Un texte d’Alexandra Grenier
Christle Gourdet est une jeune femme afrodescendante qui s’implique sur les réseaux sociaux pour lutter contre le racisme et l’envie de changer le monde. Elle souhaite voir un monde plus ouvert d’esprit où il fera mieux vivre pour l’ensemble de la population et en particulier les personnes marginalisées et issues de la diversité culturelle.
Christle Gourdet est originaire d’Haïti. Elle est arrivée au Québec au milieu de son secondaire, alors qu’elle était âgée d’une quinzaine d’années.

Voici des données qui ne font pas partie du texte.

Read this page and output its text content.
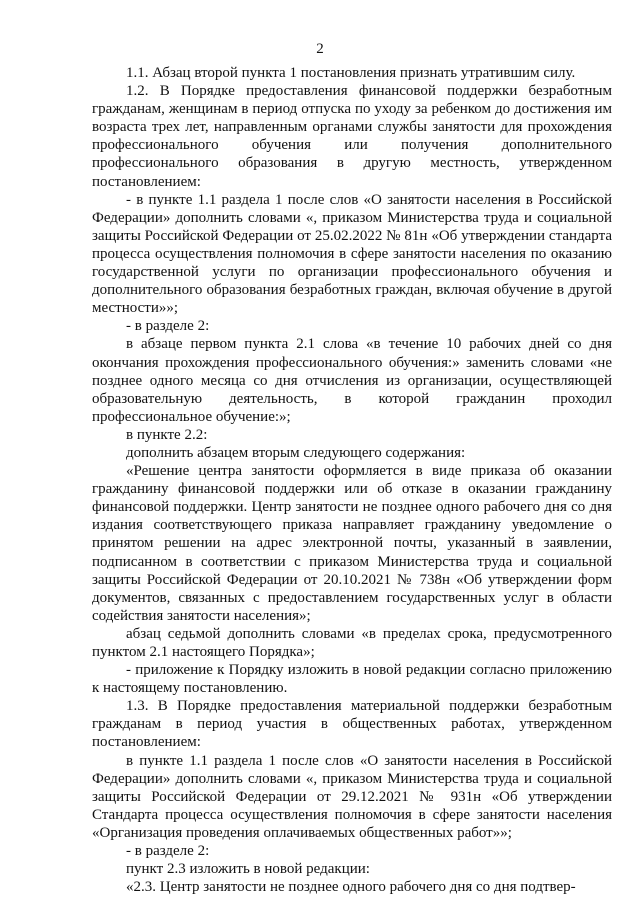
2

1.1. Абзац второй пункта 1 постановления признать утратившим силу.

1.2. В Порядке предоставления финансовой поддержки безработным гражданам, женщинам в период отпуска по уходу за ребенком до достижения им возраста трех лет, направленным органами службы занятости для прохождения профессионального обучения или получения дополнительного профессионального образования в другую местность, утвержденном постановлением:

- в пункте 1.1 раздела 1 после слов «О занятости населения в Российской Федерации» дополнить словами «, приказом Министерства труда и социальной защиты Российской Федерации от 25.02.2022 № 81н «Об утверждении стандарта процесса осуществления полномочия в сфере занятости населения по оказанию государственной услуги по организации профессионального обучения и дополнительного образования безработных граждан, включая обучение в другой местности»»;

- в разделе 2:

в абзаце первом пункта 2.1 слова «в течение 10 рабочих дней со дня окончания прохождения профессионального обучения:» заменить словами «не позднее одного месяца со дня отчисления из организации, осуществляющей образовательную деятельность, в которой гражданин проходил профессиональное обучение:»;

в пункте 2.2:

дополнить абзацем вторым следующего содержания:

«Решение центра занятости оформляется в виде приказа об оказании гражданину финансовой поддержки или об отказе в оказании гражданину финансовой поддержки. Центр занятости не позднее одного рабочего дня со дня издания соответствующего приказа направляет гражданину уведомление о принятом решении на адрес электронной почты, указанный в заявлении, подписанном в соответствии с приказом Министерства труда и социальной защиты Российской Федерации от 20.10.2021 № 738н «Об утверждении форм документов, связанных с предоставлением государственных услуг в области содействия занятости населения»;

абзац седьмой дополнить словами «в пределах срока, предусмотренного пунктом 2.1 настоящего Порядка»;

- приложение к Порядку изложить в новой редакции согласно приложению к настоящему постановлению.

1.3. В Порядке предоставления материальной поддержки безработным гражданам в период участия в общественных работах, утвержденном постановлением:

в пункте 1.1 раздела 1 после слов «О занятости населения в Российской Федерации» дополнить словами «, приказом Министерства труда и социальной защиты Российской Федерации от 29.12.2021 № 931н «Об утверждении Стандарта процесса осуществления полномочия в сфере занятости населения «Организация проведения оплачиваемых общественных работ»»;

- в разделе 2:

пункт 2.3 изложить в новой редакции:

«2.3. Центр занятости не позднее одного рабочего дня со дня подтвер-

Pour elle, ça a été un gros choc culturel. « En Haïti, j’étais dans un milieu vraiment privilégié. On avait des employés de maison, des chauffeurs pour aller à l’école, etc. Ici, ce n’était vraiment pas la même réalité. J’ai pris l’autobus pour la première fois de ma vie quand j’étais au Québec et c’était vraiment stressant », raconte-t-elle.
Jamais elle n’avait vécu de racisme avant d’arriver au Canada. « C’est difficile de bien comprendre ce qu’est le racisme quand on vit dans un pays avec une majorité de personnes de couleur. » En grandissant, elle avoue avoir eu une mentalité de « ça ne me concerne pas [le racisme] », puisqu’elle ne s’identifait pas au Québec, de par notamment le manque de diversité dans les médias.
« Dès que c’était une question de racisme ou d’enjeux, je ne donnais pas mon opinion. Je me disais que ce n’était pas mon problème parce que ce n’était pas mon pays. » Elle a fini par réaliser que même si elle ne l’avait pas choisi, le Canada était son pays d’accueil et qu’elle pouvait décider d’avoir un sentiment d’appartenance même si elle ne se sentait pas toujours la bienvenue.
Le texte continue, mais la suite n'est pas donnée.